Alcohol, especially wine, may be the most commonly used anxiolytic. France is a country which has among the highest per capita use of wine and of benzodiazepines [1, 2]. It is not known whether these are used as a complement to one other, or as substitutes.
To explore this, we examined the relationship of current wine intake to benzodiazepine (BZD) use in a cohort of community residents, 65 years and older living in the area of Bordeaux, France, included in the Paquid program in 1989 (n = 3777) [3]. Usual daily intake of wine was estimated from a questionnaire on food habits. Daily wine consumption was divided into: (i) none, (ii) moderate: up to 0.25 l day−1 and (iii) heavy: more than 0.25 l day−1. Benzodiazepine use was recorded on adhoc questionnaires including visual control of patient pharmacies. Multivariate unconditional logistic regression was used to calculate the odds ratios (ORs) and 95% confidence intervals (95% CIs) for BZD use and wine consumption, after adjustment for potential confounding variables (age, gender, living alone, depressive symptomatology evaluated by the Center for Epidemiological Studies-Depression (CES-D) scale, global cognitive decline defined as a Mini-Mental State Examination (MMSE) score lower than 24, education level and subjective health assessment).

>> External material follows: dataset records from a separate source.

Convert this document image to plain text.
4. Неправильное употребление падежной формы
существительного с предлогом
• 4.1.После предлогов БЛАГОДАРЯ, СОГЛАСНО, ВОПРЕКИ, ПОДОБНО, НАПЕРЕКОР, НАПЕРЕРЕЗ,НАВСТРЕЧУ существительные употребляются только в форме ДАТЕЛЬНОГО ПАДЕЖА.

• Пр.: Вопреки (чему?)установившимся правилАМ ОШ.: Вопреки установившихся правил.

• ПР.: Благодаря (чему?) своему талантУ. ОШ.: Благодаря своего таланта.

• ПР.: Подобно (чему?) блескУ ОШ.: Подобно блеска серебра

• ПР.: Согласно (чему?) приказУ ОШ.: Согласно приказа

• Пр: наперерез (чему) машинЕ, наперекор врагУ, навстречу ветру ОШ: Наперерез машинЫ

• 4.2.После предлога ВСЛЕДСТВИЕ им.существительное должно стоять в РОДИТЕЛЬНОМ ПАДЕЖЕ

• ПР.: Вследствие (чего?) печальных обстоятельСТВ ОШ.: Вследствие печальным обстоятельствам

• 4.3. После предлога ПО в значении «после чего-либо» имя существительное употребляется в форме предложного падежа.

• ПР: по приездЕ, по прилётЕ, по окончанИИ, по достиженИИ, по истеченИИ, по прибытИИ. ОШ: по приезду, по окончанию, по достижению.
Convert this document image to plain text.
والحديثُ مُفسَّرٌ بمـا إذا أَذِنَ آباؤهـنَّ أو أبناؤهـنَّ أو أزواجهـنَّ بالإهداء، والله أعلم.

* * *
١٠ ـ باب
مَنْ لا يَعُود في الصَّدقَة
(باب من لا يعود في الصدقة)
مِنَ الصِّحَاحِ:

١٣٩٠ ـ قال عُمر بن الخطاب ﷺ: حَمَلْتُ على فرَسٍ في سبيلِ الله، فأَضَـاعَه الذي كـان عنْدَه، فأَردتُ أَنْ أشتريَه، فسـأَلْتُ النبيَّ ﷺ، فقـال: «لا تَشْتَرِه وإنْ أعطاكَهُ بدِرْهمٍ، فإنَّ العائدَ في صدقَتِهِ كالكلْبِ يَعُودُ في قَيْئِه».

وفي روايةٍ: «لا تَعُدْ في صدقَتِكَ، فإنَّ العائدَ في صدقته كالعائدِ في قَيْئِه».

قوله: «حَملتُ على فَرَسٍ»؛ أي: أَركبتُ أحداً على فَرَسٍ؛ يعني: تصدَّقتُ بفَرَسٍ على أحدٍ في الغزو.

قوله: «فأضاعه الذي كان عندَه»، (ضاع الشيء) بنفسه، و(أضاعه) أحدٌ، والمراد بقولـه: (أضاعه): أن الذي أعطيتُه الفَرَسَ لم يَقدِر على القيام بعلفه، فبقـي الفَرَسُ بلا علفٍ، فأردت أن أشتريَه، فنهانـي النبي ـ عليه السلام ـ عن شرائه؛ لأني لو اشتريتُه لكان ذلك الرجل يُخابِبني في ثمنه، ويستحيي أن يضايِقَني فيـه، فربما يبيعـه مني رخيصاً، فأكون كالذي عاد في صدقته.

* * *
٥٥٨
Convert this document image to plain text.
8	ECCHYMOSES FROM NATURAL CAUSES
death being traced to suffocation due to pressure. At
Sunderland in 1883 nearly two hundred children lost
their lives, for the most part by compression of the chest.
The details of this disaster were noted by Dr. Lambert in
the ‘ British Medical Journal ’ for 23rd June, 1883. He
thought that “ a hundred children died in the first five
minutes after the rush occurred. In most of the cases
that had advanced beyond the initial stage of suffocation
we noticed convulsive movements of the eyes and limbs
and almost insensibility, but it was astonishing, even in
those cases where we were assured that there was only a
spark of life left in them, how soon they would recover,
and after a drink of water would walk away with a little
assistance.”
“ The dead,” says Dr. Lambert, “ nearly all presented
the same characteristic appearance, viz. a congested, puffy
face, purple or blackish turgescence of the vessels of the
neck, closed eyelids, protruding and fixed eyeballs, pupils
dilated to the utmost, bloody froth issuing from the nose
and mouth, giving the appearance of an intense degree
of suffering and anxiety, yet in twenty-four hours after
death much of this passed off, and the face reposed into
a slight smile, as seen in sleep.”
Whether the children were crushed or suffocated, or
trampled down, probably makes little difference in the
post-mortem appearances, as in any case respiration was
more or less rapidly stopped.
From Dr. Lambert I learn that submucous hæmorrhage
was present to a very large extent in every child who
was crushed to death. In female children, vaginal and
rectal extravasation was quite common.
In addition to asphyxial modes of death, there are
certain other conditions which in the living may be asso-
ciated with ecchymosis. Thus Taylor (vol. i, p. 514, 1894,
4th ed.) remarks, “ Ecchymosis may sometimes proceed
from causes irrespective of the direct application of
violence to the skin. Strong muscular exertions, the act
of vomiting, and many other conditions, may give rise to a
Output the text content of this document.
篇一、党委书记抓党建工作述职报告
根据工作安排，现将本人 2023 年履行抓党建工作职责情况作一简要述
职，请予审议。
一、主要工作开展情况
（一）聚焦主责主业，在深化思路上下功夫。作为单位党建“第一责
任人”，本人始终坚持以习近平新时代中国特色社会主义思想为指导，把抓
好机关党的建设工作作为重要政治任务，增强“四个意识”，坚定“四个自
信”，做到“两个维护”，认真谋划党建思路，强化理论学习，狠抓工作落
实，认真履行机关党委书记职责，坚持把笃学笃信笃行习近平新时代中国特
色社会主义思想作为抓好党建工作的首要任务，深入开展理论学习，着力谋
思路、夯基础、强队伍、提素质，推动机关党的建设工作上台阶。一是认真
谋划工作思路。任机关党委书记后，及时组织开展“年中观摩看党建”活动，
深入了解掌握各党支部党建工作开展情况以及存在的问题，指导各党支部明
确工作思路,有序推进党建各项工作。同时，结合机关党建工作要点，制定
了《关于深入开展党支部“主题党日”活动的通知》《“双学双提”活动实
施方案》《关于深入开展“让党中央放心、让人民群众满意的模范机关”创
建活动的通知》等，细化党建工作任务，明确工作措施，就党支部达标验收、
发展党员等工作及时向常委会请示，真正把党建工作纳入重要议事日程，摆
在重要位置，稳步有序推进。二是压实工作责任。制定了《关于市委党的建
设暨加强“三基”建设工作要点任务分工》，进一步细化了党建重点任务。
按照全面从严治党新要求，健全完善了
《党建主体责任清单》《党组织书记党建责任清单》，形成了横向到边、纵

Table 1 shows the baseline characteristics of the 3767 persons (99.7%) for whom wine consumption was available. Current use of benzodiazepines was inversely correlated to drinking patterns: 37.4% of non-drinkers used BZD, compared with 31.3% of moderate drinkers (unadjusted OR 0.76; 95% CI 0.66, 0.88; adjusted OR 0.99; 95% CI 0.85, 1.16), and 19.3% of heavy drinkers (unadjusted OR 0.40; 95% CI 0.32, 0.50; adjusted OR 0.70; 95% CI 0.52, 0.94) (Table 2). This relationship was essentially unchanged during subsequent follow-up of the same population.
Table 1.
Wine consumption at baseline | |||
---|---|---|---|
None n (%) | Moderate (≤ 0.25 l day−1) n (%) | Heavy (> 0.25 l day−1) n (%) | |
Total | 1652 (43.7) | 1538 (40.7) | 577 (15.3) |
Age (years, mean, s.d.) | 75.5 (6.9) | 76.0 (6.9) | 73.9 (6.4) |
Gender (%) | |||
Female | 1293 (78.3) | 833 (54.2) | 69 (12.0) |
Male | 359 (21.7) | 705 (45.8) | 508 (88.0) |
Living alone (%) | 865 (52.6) | 616 (40.1) | 132 (23.0) |
Education (years) (%) | |||
0–4 | 607 (36.7) | 534 (34.7) | 197 (34.1) |
5 | 704 (42.6) | 669 (43.5) | 262 (45.4) |
5–12 | 273 (16.5) | 262 (17.0) | 82 (14.2) |
≥ 13 | 68 (4.1) | 73 (4.7) | 36 (6.2) |
Subjective health assessment ‘Good health’ (%) | 1418 (86.5) | 1385 (90.6) | 541 (93.9) |
Depressive symptomatology (CES-D) % | 252 (15.3) | 150 (9.7) | 49 (8.5) |
Global cognitive decline (MMSE < 24) | 423 (26.3) | 361 (24.1) | 111 (19.4) |
Benzodiazepine (% use)* | 615 (37.4) | 479 (31.3) | 111 (19.3) |
Data are based on BZD use among 1643 non drinkers, 1528 moderate drinkers and 575 heavy drinkers.
Table 2.
Wine consumption at baseline | |||
---|---|---|---|
None | Moderate (≤ 0.25 l day−1) | Heavy (> 0.25 l day−1) | |
Unadjusted OR (95% CI) | 1 | 0.76 (0.66, 0.88) | 0.40 (0.32, 0.50) |
Adjusted OR* (95% CI) | 1 | 0.99 (0.85, 1.16) | 0.70 (0.52, 0.94) |
Odds ratios (ORs) were ajdusted for age, gender, living alone, education level, subjective health assessment, depression symptomatology and global cognitive decline (MMSE < 24).
Heavy wine consumption (> 0.25 l day−1) is associated, in the 65 years old and above population, with a lower use of benzodiazepines, contrary to the finding of Finnish doctors [4]. The direction of a possible causality is uncertain, and the relative health benefits between wine and benzodiazepines to treat anxiety could be a matter of debate [5].